I wonder if he could be charged under the Child Slavery Laws of England for this, for conning an unsuspecting prepubescent into a hundred thousand pounds worth of musical servitude for which she was then wrongly punished, or if this comes under some surviving feudal droit de seigneur that might still exculpate him from paying for 'wedding breakfast services rendered by a minor' in even the twenty-first century.

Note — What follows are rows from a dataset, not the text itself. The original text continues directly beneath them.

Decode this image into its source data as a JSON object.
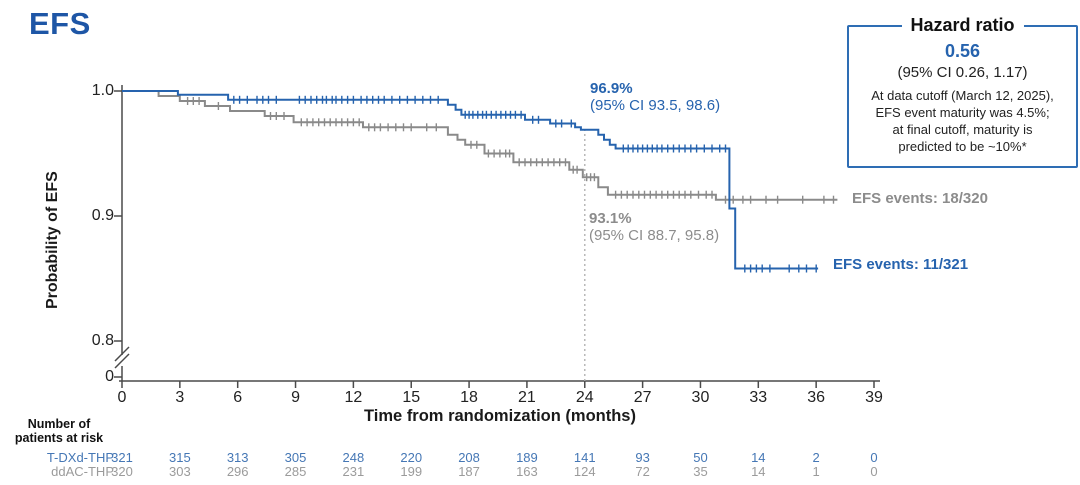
{
  "title": "EFS",
  "colors": {
    "title_blue": "#1E56A6",
    "tdxd_blue": "#2663AE",
    "ddac_gray": "#8A8A8A",
    "risk_blue": "#4577B5",
    "risk_gray": "#9B9B9B",
    "box_border_blue": "#2E6DB4",
    "axis": "#4A4A4A",
    "reference_line": "#ADADAD"
  },
  "hazard_box": {
    "title": "Hazard ratio",
    "value": "0.56",
    "ci": "(95% CI 0.26, 1.17)",
    "note_line1": "At data cutoff (March 12, 2025),",
    "note_line2": "EFS event maturity was 4.5%;",
    "note_line3": "at final cutoff, maturity is",
    "note_line4": "predicted to be ~10%*"
  },
  "annotations": {
    "tdxd_rate": "96.9%",
    "tdxd_ci": "(95% CI 93.5, 98.6)",
    "ddac_rate": "93.1%",
    "ddac_ci": "(95% CI 88.7, 95.8)",
    "tdxd_events": "EFS events: 11/321",
    "ddac_events": "EFS events: 18/320"
  },
  "chart_data": {
    "type": "line",
    "subtype": "kaplan-meier-step",
    "title": "EFS",
    "xlabel": "Time from randomization (months)",
    "ylabel": "Probability of EFS",
    "x_ticks": [
      0,
      3,
      6,
      9,
      12,
      15,
      18,
      21,
      24,
      27,
      30,
      33,
      36,
      39
    ],
    "y_ticks": [
      {
        "label": "1.0",
        "value": 1.0
      },
      {
        "label": "0.9",
        "value": 0.9
      },
      {
        "label": "0.8",
        "value": 0.8
      },
      {
        "label": "0",
        "value": 0
      }
    ],
    "y_axis_break": true,
    "xlim": [
      0,
      39
    ],
    "ylim_upper_segment": [
      0.8,
      1.0
    ],
    "reference_line_x": 24,
    "landmark_24mo": {
      "T-DXd-THP": 0.969,
      "ddAC-THP": 0.931
    },
    "series": [
      {
        "name": "T-DXd-THP",
        "color": "#2663AE",
        "end_month": 36.1,
        "steps": [
          [
            0,
            1.0
          ],
          [
            2.9,
            0.997
          ],
          [
            5.5,
            0.993
          ],
          [
            16.9,
            0.989
          ],
          [
            17.3,
            0.985
          ],
          [
            17.6,
            0.981
          ],
          [
            20.9,
            0.977
          ],
          [
            22.2,
            0.974
          ],
          [
            23.5,
            0.971
          ],
          [
            23.8,
            0.969
          ],
          [
            24.7,
            0.965
          ],
          [
            25.0,
            0.961
          ],
          [
            25.3,
            0.957
          ],
          [
            25.6,
            0.954
          ],
          [
            31.5,
            0.906
          ],
          [
            31.8,
            0.858
          ]
        ],
        "censor_months": [
          5.8,
          6.1,
          6.5,
          7.0,
          7.3,
          7.6,
          8.0,
          9.2,
          9.5,
          9.8,
          10.1,
          10.4,
          10.6,
          10.9,
          11.1,
          11.4,
          11.7,
          12.0,
          12.4,
          12.7,
          13.0,
          13.3,
          13.6,
          14.0,
          14.4,
          14.8,
          15.2,
          15.6,
          16.0,
          16.4,
          17.8,
          18.0,
          18.2,
          18.45,
          18.7,
          18.9,
          19.15,
          19.4,
          19.65,
          19.9,
          20.15,
          20.4,
          20.7,
          21.3,
          21.6,
          22.5,
          22.8,
          23.3,
          26.0,
          26.25,
          26.5,
          26.75,
          27.0,
          27.25,
          27.5,
          27.75,
          28.0,
          28.3,
          28.6,
          28.9,
          29.2,
          29.5,
          29.8,
          30.2,
          30.6,
          31.0,
          31.3,
          32.3,
          32.6,
          32.9,
          33.2,
          33.6,
          34.6,
          35.1,
          35.5,
          36.0
        ]
      },
      {
        "name": "ddAC-THP",
        "color": "#8A8A8A",
        "end_month": 37.1,
        "steps": [
          [
            0,
            1.0
          ],
          [
            1.9,
            0.996
          ],
          [
            3.0,
            0.992
          ],
          [
            4.3,
            0.988
          ],
          [
            5.6,
            0.984
          ],
          [
            7.4,
            0.98
          ],
          [
            8.9,
            0.975
          ],
          [
            12.5,
            0.971
          ],
          [
            16.9,
            0.965
          ],
          [
            17.4,
            0.961
          ],
          [
            17.8,
            0.957
          ],
          [
            18.8,
            0.95
          ],
          [
            20.3,
            0.943
          ],
          [
            23.2,
            0.937
          ],
          [
            23.9,
            0.931
          ],
          [
            24.7,
            0.923
          ],
          [
            25.2,
            0.917
          ],
          [
            30.8,
            0.913
          ]
        ],
        "censor_months": [
          3.4,
          3.7,
          4.0,
          5.0,
          7.7,
          8.0,
          8.4,
          9.3,
          9.6,
          9.9,
          10.2,
          10.5,
          10.8,
          11.1,
          11.4,
          11.7,
          12.0,
          12.3,
          12.8,
          13.1,
          13.4,
          13.8,
          14.2,
          14.6,
          15.0,
          15.8,
          16.3,
          18.1,
          18.4,
          19.0,
          19.3,
          19.6,
          19.9,
          20.1,
          20.6,
          20.9,
          21.2,
          21.5,
          21.8,
          22.1,
          22.4,
          22.7,
          23.0,
          23.4,
          23.6,
          24.1,
          24.3,
          24.5,
          25.6,
          25.9,
          26.2,
          26.5,
          26.8,
          27.1,
          27.4,
          27.7,
          28.0,
          28.3,
          28.6,
          28.9,
          29.2,
          29.5,
          29.9,
          30.3,
          30.6,
          31.3,
          31.7,
          32.2,
          32.6,
          33.4,
          34.0,
          35.3,
          36.4,
          36.9
        ]
      }
    ]
  },
  "risk_table": {
    "header_line1": "Number of",
    "header_line2": "patients at risk",
    "rows": [
      {
        "label": "T-DXd-THP",
        "counts": [
          321,
          315,
          313,
          305,
          248,
          220,
          208,
          189,
          141,
          93,
          50,
          14,
          2,
          0
        ]
      },
      {
        "label": "ddAC-THP",
        "counts": [
          320,
          303,
          296,
          285,
          231,
          199,
          187,
          163,
          124,
          72,
          35,
          14,
          1,
          0
        ]
      }
    ]
  }
}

The famous Frost/Murdoch interview is next in the script, and the New York incident, also involving Frost, that lost Gough Whitlam his affection and political support, and the kidnap and murder of the woman who was not his wife but seemed to be, because she was driving her car, and her chopping up in pieces by irritable terrorists, his part in the Whitlam sacking, the rise of Thatcher, the forged Hitler Diaries, and so on.
We are planning eight forty-three minute episodes but it might get longer. It would be good to cast Steve Coogan, who so snarkily covets the role, to play David Frost at last, and Marton Csokas of course to play Rupert, as he certainly could, at both twenty-nine and eighty. Nicole Kidman would be perfect as Rebekah Brookes, but she is I hear like the devoted Kamahl a loyal Murdoch family friend and may say no.
The Wharf Revue Murdoch-Lear sketch remains as good as ever, the French Revolution sketch even better, and I will see it eight more times, dragging along what politicians I can, to this, the best thing of its kind in world history. Tickets are sold out but a February season in Sydney, and two days each in Hobart, Nunawading and Moonee Ponds have a few left.
Hurry, hurry. My contempt for those who will miss it is near-apocalytic.
Do not test me, sirs, you know not what you do.